Desmostachya bipinnata, commonly known as halfa grass, big cordgrass, and salt reed-grass, is an Old World perennial grass, long known and used in human history. The grass is tall, tufted, leafy, perennial grass, branching from the base, erect from a stout creeping rootstock.

==Distribution==
Desmostachya bipinnata is native to northeast and west tropical, and northern Africa (in Algeria, Chad, Egypt, Eritrea, Ethiopia, Libya, Mauritania, Somalia, Sudan, Tunisia); and countries in the Middle East, and temperate and tropical Asia (in Afghanistan, China, India, Iran, Iraq, Israel, Myanmar, Nepal, Pakistan, Saudi Arabia, Thailand).

In agriculture, Desmostachya bipinnata is a weed commonly found in wheat crops.

== Taxonomy ==
On the basis of distinct morphological and reproductive characters, four new subspecies of D. bipinnata have been described by Pandeya and Pandeya (2002).

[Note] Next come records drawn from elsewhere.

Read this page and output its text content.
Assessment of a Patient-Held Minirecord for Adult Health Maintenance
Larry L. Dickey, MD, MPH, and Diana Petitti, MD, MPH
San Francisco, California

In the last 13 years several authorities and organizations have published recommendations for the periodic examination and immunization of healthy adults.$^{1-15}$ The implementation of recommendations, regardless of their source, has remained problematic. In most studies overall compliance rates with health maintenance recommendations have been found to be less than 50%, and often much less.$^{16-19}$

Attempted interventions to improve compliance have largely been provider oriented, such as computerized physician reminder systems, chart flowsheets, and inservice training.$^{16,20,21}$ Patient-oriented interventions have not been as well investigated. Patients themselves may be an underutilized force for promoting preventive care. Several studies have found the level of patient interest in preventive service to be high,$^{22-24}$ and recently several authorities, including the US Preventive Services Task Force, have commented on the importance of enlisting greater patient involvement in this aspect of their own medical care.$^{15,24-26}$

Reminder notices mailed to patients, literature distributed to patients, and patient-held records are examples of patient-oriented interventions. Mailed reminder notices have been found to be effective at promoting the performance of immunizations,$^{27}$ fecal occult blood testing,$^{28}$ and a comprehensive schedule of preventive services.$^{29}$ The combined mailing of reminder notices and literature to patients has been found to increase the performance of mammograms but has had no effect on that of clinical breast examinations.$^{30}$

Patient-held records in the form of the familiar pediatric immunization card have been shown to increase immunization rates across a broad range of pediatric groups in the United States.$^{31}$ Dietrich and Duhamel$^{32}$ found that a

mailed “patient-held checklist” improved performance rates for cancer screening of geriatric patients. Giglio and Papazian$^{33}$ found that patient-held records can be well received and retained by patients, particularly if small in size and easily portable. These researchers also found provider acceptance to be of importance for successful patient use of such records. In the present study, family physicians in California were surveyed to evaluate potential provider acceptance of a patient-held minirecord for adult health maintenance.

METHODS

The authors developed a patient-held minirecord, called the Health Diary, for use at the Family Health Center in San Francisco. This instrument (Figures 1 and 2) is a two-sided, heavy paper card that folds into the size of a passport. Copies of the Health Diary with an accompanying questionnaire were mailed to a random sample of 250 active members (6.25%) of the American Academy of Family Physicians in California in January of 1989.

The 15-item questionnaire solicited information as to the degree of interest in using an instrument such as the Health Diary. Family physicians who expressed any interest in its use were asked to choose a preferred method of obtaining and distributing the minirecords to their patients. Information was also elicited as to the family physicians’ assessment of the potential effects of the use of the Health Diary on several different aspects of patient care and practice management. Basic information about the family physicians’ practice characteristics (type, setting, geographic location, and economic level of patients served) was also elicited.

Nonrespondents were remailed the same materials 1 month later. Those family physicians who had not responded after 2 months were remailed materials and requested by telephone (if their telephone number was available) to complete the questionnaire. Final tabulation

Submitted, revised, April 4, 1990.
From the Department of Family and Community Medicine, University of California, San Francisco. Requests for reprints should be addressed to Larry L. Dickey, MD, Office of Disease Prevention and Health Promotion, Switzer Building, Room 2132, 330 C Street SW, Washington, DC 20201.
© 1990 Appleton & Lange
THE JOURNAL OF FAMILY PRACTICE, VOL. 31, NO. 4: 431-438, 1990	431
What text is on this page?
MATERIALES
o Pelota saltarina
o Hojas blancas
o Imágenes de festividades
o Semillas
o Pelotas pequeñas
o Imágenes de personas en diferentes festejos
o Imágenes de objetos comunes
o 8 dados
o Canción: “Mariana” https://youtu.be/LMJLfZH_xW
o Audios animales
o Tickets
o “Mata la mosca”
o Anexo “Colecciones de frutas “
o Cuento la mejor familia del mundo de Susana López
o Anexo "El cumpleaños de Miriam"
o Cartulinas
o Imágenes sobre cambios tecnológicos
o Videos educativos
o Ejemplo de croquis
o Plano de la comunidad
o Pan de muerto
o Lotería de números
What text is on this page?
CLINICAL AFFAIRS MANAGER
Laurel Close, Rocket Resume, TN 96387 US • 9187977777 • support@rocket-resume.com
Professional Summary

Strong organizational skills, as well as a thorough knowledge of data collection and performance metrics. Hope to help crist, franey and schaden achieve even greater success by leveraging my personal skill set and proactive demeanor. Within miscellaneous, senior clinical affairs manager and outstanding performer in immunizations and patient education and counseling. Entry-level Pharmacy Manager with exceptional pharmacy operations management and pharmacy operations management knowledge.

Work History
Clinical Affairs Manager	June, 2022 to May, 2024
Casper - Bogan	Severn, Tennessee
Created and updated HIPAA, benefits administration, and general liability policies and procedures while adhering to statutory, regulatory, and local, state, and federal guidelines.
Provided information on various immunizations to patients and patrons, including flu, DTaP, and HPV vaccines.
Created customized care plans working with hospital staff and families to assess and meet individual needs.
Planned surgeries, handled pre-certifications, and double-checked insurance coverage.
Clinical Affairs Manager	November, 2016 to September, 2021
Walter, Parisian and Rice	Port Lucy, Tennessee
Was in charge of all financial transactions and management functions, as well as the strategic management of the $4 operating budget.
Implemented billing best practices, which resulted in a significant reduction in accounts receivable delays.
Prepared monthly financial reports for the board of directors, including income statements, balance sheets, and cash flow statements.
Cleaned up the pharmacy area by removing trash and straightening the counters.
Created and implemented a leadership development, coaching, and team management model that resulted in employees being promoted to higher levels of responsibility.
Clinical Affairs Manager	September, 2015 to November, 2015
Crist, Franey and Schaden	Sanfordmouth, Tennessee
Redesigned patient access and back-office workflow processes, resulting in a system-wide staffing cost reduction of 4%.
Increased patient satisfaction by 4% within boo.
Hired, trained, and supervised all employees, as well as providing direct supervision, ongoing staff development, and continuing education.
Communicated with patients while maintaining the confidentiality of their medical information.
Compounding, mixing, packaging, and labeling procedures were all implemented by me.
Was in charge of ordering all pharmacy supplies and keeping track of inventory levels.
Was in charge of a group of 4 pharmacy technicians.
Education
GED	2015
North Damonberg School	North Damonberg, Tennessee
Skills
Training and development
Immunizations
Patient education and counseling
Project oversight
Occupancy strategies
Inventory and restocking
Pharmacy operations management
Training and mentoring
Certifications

However, it is uncertain whether these subspecies represent actual genetic differences, the authors also note the existence of different biotypes occurring in response to soil and climatic conditions in western India. The four subspecies proposed are:
- D. bipinnata longispiculata;
- D. bipinnata jodhpurensis;
- D. bipinnata sheelai;
- D. bipinnata agraensis.

==Religious significance==

Desmostachya bipinnata—darbha (दर्भः) or kuśa (कुशः) in Sanskrit—has long been used in various traditions (Hindus, Jains and Buddhists) as a very sacred plant. According to early Buddhist accounts, it was the material used by Buddha for his meditation seat when he attained enlightenment. It is mentioned in the Rig Veda for use in sacred ceremonies and also as a seat for priests and the gods. Kusha grass is specifically recommended by Krishna in the Bhagavad Gita as part of the ideal seat for meditation.

==Other uses==
Rope made from this grass was found in the Khufu ship. As well as the usual uses for mooring etc, the rope had been used as part of the ship's construction and had held it together.

In folk medicine, Desmostachya bipinnata has been used to treat dysentery and menorrhagia, and as a diuretic.

In arid regions, Desmostachya bipinnata is used as fodder for livestock.